God waits, patient and large. I wait, less patient, asserting my own puny largeness as best I can. We sit; me, trying to recover from a bad night’s sleep; God, well, who knows what she’s up to? She wraps herself in shadow and begins growing darker and darker. For a while, I watch the disappearing act, detached and calm, even though I realize a black hole is opening up in my living room—the gravitational pull is bending the light into itself and I am dissipating into my imperfections. The only source of light comes from faces around me, lit up with hatred. They glow from the heat of fear, greed, and a steely will to survive at all costs.

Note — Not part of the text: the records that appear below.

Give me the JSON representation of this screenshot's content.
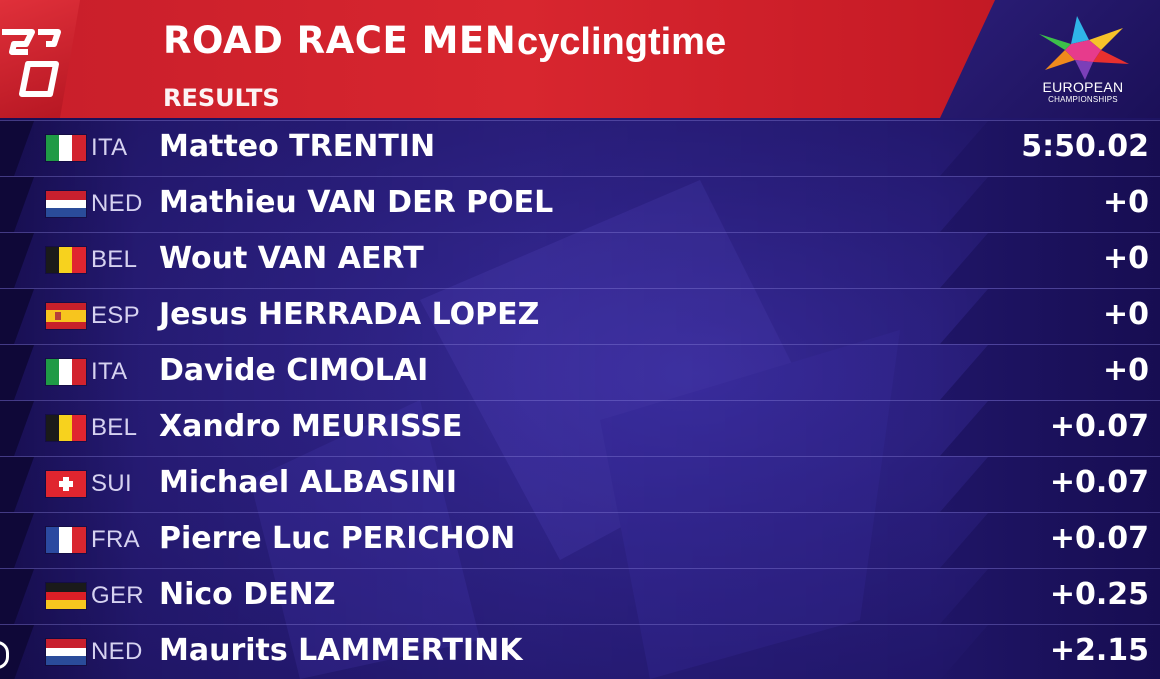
{
  "header": {
    "title": "ROAD RACE MEN",
    "subtitle": "RESULTS",
    "watermark": "cyclingtime",
    "logo": {
      "line1": "EUROPEAN",
      "line2": "CHAMPIONSHIPS",
      "icon": "european-championships-star-logo"
    },
    "left_logo_icon": "broadcaster-logo"
  },
  "colors": {
    "header_red": "#d8262f",
    "background_purple": "#2a1f7e",
    "row_line": "#9690e6",
    "text": "#ffffff"
  },
  "results": [
    {
      "flag": "ITA",
      "nat": "ITA",
      "rider": "Matteo TRENTIN",
      "time": "5:50.02"
    },
    {
      "flag": "NED",
      "nat": "NED",
      "rider": "Mathieu VAN DER POEL",
      "time": "+0"
    },
    {
      "flag": "BEL",
      "nat": "BEL",
      "rider": "Wout VAN AERT",
      "time": "+0"
    },
    {
      "flag": "ESP",
      "nat": "ESP",
      "rider": "Jesus HERRADA LOPEZ",
      "time": "+0"
    },
    {
      "flag": "ITA",
      "nat": "ITA",
      "rider": "Davide CIMOLAI",
      "time": "+0"
    },
    {
      "flag": "BEL",
      "nat": "BEL",
      "rider": "Xandro MEURISSE",
      "time": "+0.07"
    },
    {
      "flag": "SUI",
      "nat": "SUI",
      "rider": "Michael ALBASINI",
      "time": "+0.07"
    },
    {
      "flag": "FRA",
      "nat": "FRA",
      "rider": "Pierre Luc PERICHON",
      "time": "+0.07"
    },
    {
      "flag": "GER",
      "nat": "GER",
      "rider": "Nico DENZ",
      "time": "+0.25"
    },
    {
      "flag": "NED",
      "nat": "NED",
      "rider": "Maurits LAMMERTINK",
      "time": "+2.15"
    }
  ]
}
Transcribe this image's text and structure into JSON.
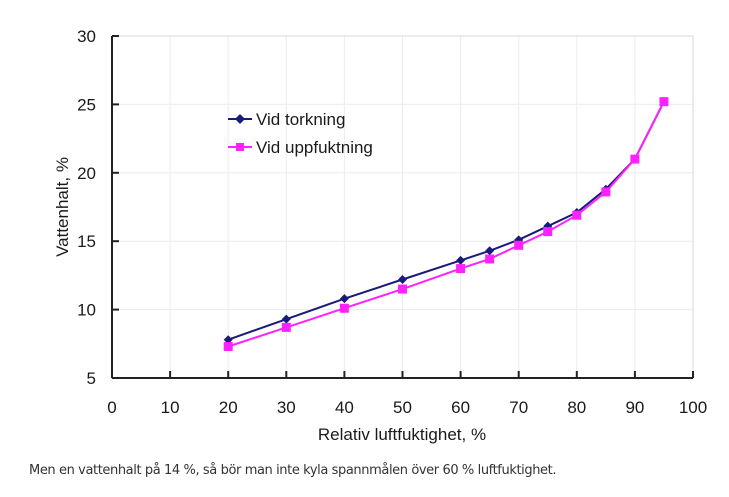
{
  "chart_data": {
    "type": "line",
    "title": "",
    "xlabel": "Relativ luftfuktighet, %",
    "ylabel": "Vattenhalt, %",
    "xlim": [
      0,
      100
    ],
    "ylim": [
      5,
      30
    ],
    "xticks": [
      0,
      10,
      20,
      30,
      40,
      50,
      60,
      70,
      80,
      90,
      100
    ],
    "yticks": [
      5,
      10,
      15,
      20,
      25,
      30
    ],
    "grid": true,
    "legend_position": "top-left",
    "series": [
      {
        "name": "Vid torkning",
        "color": "#1a1a7a",
        "marker": "diamond",
        "x": [
          20,
          30,
          40,
          50,
          60,
          65,
          70,
          75,
          80,
          85,
          90,
          95
        ],
        "y": [
          7.8,
          9.3,
          10.8,
          12.2,
          13.6,
          14.3,
          15.1,
          16.1,
          17.1,
          18.8,
          21.0,
          25.2
        ]
      },
      {
        "name": "Vid uppfuktning",
        "color": "#ff22ff",
        "marker": "square",
        "x": [
          20,
          30,
          40,
          50,
          60,
          65,
          70,
          75,
          80,
          85,
          90,
          95
        ],
        "y": [
          7.3,
          8.7,
          10.1,
          11.5,
          13.0,
          13.7,
          14.7,
          15.7,
          16.9,
          18.6,
          21.0,
          25.2
        ]
      }
    ]
  },
  "caption": "Men en vattenhalt på 14 %, så bör man inte kyla spannmålen över 60 % luftfuktighet."
}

“Hold them,” God says, as she offers me a set of icy black hands. “Be gentle,” she adds. I cradle the first vicious face in my beautiful hands, wishing someone could see how incredibly compassionate I was being. The face spits at me. Embers of spit melt holes in whatever it is I am. I hold on, but eventually, my substance goes up in flames. I gag from the smell of singed flesh and the oily residue of false pride.

“That worked out well,” I gasp, as God reconstitutes my being.

“As well as can be expected,” God says. “Would you like to rest?”

I nod and surrender–weak, grateful, and fully known. God shakes the sky free of stars and I crawl down into the sweet, healing darkness where the fires of fear have all gone out, the glare of hatred has no reflecting surface, and fetid wounds inflicted by too much artificial light will be disinfected and stitched shut. This is the place warriors become lovers, where the cool, black hands of God hold the flushed face of the universe until everything dies peacefully into itself.

In my dream, I am young again. Peter, Paul, and Mary are singing. And I want to believe them. We all want to believe them.